Para conocer a una persona nos resulta indispensable agudizar nuestro oído interior: captar con claridad los gestos, palabras, tonos, sentimientos y rasgos del carácter de quien queremos conocer. Es a través de las expresiones del espíritu del otro como podremos entrar a su interior. Frecuentemente, cuando anhelamos “realmente” saber cómo es una persona, nos topamos con una fachada que es meramente artificial y que no corresponde a su verdadero ser. Su fachada la usa inconscientemente como un mecanismo de defensa para proteger lo que esa persona considera sus “debilidades”.
Para un mal conocedor del ser humano, esa fachada lo confunde, pues no sabe que la misma persona que la ostenta, cree que así es en la realidad. El buen conocedor de la condición humana rápidamente se da cuenta de que la fachada no es más que eso: una fachada. En una sola plática con esa persona, se dará cuenta de su postura artificial, lo que probablemente no ha podido descubrir ni la misma persona que la padece.

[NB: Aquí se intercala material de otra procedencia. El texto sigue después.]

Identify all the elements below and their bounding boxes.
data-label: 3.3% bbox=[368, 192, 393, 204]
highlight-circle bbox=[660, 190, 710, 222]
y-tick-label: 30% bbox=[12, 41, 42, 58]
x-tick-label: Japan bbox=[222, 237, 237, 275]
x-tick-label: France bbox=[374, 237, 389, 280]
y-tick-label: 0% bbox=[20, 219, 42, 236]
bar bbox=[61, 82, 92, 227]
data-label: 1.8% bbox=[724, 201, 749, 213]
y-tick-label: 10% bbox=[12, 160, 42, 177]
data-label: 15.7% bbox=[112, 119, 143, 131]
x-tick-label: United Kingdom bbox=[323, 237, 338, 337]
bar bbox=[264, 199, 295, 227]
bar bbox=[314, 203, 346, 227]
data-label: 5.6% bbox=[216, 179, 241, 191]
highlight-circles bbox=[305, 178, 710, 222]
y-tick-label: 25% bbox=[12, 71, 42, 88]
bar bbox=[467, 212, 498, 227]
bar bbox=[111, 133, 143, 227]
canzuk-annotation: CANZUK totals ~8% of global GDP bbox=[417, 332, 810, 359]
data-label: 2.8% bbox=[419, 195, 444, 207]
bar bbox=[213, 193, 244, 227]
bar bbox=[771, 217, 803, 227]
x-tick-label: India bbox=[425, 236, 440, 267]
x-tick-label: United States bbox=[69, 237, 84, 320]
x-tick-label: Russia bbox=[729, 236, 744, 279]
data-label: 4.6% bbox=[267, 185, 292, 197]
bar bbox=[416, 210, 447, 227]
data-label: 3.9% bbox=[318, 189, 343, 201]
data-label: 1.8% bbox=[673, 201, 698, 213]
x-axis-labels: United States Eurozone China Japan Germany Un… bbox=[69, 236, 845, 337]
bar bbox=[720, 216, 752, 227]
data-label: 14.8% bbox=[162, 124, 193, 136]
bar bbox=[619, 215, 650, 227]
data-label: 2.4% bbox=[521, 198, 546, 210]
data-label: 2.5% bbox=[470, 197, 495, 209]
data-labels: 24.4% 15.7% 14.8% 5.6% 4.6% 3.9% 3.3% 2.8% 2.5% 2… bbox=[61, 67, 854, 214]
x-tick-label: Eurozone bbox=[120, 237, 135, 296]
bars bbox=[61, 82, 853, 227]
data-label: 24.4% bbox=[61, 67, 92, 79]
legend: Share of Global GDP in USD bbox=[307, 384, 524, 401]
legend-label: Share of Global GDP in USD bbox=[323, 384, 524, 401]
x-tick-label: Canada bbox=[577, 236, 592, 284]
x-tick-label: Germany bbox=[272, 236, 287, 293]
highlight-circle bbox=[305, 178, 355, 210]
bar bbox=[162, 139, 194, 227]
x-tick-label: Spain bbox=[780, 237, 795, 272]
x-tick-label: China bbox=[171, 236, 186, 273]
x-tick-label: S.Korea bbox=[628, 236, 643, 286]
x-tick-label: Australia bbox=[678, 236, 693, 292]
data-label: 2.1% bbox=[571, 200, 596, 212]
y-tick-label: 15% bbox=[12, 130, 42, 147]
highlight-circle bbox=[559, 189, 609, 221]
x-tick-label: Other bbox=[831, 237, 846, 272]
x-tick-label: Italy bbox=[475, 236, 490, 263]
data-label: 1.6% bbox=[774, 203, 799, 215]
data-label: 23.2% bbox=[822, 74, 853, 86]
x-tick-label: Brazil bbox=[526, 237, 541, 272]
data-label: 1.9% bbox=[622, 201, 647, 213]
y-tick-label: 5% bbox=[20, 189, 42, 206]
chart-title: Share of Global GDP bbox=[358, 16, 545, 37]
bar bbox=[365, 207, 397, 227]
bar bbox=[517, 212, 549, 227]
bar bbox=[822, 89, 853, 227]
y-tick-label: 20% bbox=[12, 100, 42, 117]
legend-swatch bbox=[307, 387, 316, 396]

Lo “que” dice una persona es importante, pero más lo es “cómo” lo dice, y también lo que calla. Hay personas a las que hemos tratado durante años y que no conocemos lo más mínimo de su carácter. En cambio –y esto nos ha sucedido a todos– nos puede bastar una sola conversación “íntima”, para conocer en alto grado a una persona.
Decimos, que se dio una “química” entre los dos. Sí, es la química del encuentro en que las pieles de las dos almas se tocaron. Debemos hacer un esfuerzo permanente para conocer intensamente a muchas personas. Solamente teniendo el interés de asomarnos al alma de otros, nos convertirá en buenos conocedores del ser humano. Y ningún otro conocimiento será más importante para nuestra vida.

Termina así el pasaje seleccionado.